Green Energy Tax Will ‘Hit Poor the Hardest’

Published: 28 June 2011 By Julian Stone Leave a Comment

Climate policies could get a ‘bad name’ if a new green ‘stealth’ tax pushes thousands of households into fuel poverty, according the the centre-left think tank, the Institute of Public Policy Research (IPPR).

Energy pricesWorse, the Government’s carbon floor price policy announced in this year’s budget could not only add £1 billion to energy bills, but may also have no effect on reducing carbon emissions.

The IPPR’s new report, Hot Air, concludes that the policy – due to come into force in 2013 – may not encourage the investment in low-carbon energy the Government hopes for.

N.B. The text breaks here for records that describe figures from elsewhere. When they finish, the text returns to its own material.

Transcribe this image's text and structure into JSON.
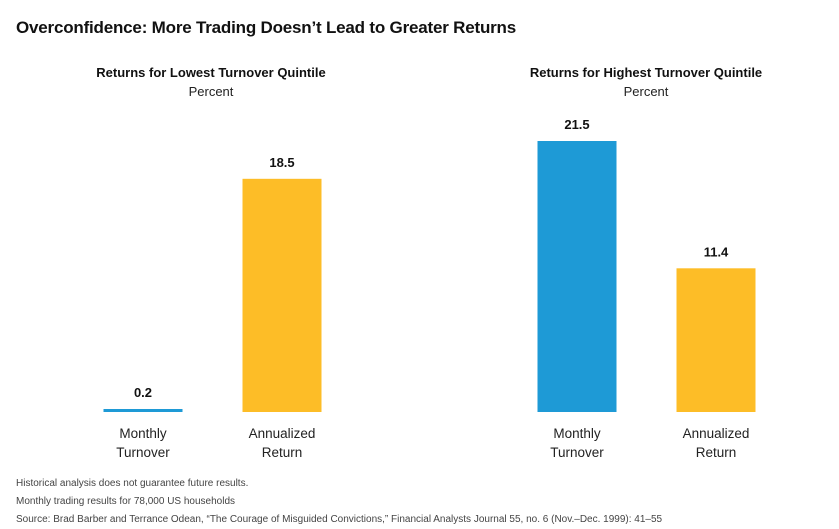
{
  "title": "Overconfidence: More Trading Doesn’t Lead to Greater Returns",
  "colors": {
    "turnover": "#1e9ad6",
    "return": "#fdbd27",
    "text": "#111111"
  },
  "chart_data": [
    {
      "type": "bar",
      "title": "Returns for Lowest Turnover Quintile",
      "subtitle": "Percent",
      "categories": [
        [
          "Monthly",
          "Turnover"
        ],
        [
          "Annualized",
          "Return"
        ]
      ],
      "values": [
        0.2,
        18.5
      ],
      "value_labels": [
        "0.2",
        "18.5"
      ],
      "bar_colors": [
        "#1e9ad6",
        "#fdbd27"
      ],
      "ylim": [
        0,
        21.5
      ],
      "grid": false
    },
    {
      "type": "bar",
      "title": "Returns for Highest Turnover Quintile",
      "subtitle": "Percent",
      "categories": [
        [
          "Monthly",
          "Turnover"
        ],
        [
          "Annualized",
          "Return"
        ]
      ],
      "values": [
        21.5,
        11.4
      ],
      "value_labels": [
        "21.5",
        "11.4"
      ],
      "bar_colors": [
        "#1e9ad6",
        "#fdbd27"
      ],
      "ylim": [
        0,
        21.5
      ],
      "grid": false
    }
  ],
  "notes": [
    "Historical analysis does not guarantee future results.",
    "Monthly trading results for 78,000 US households",
    "Source: Brad Barber and Terrance Odean, “The Courage of Misguided Convictions,” Financial Analysts Journal 55, no. 6 (Nov.–Dec. 1999): 41–55"
  ]
}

That’s because energy companies are required to generate a fixed level of green energy annually, or buy permits to emit additional carbon.

The new policy will prevent the cost of these permits from falling, and from 2013 the ‘floor price’ to emit a tonne of carbon will be £16. That figure will almost double to £30 by 2020.

The IPPR believes that expensive carbon prices in the UK will lead to lower prices elsewhere – and won’t reduce the amount of carbon emitted.

Worse, the think tank believes that energy companies will pass on the cost of these rises to business and household consumers. With 5.5 million households already in fuel poverty – compared to only 1.4 million in 2004 – the prediction is for a bleak future, especially given recent rises in energy costs.

Energy Price Rises

IPPR associate director Andrew Pendleton said: “The carbon price support scheme risks giving energy and climate change policy a bad name because it will do nothing to reduce carbon emissions while piling more cost on to the shoulders of already hard-pressed consumers in the UK.”

IPPR’s solution includes setting a lower carbon tax and for Government to encourage other European countries to introduce comparable schemes.

Moneyhighstreet comments: “The conclusions of the IPPR’s report are bad news for consumers, who have already been hard hit by rises in energy prices. If energy companies are hit by expensive carbon permits, there needs to be a system in place that prevents businesses and householders picking up the tab.

“In the meantime, it’s more important than ever to shop around for the best energy deals. Reviewing gas and electric suppliers on comparison websites can sometimes lead to savings of hundreds of pounds.”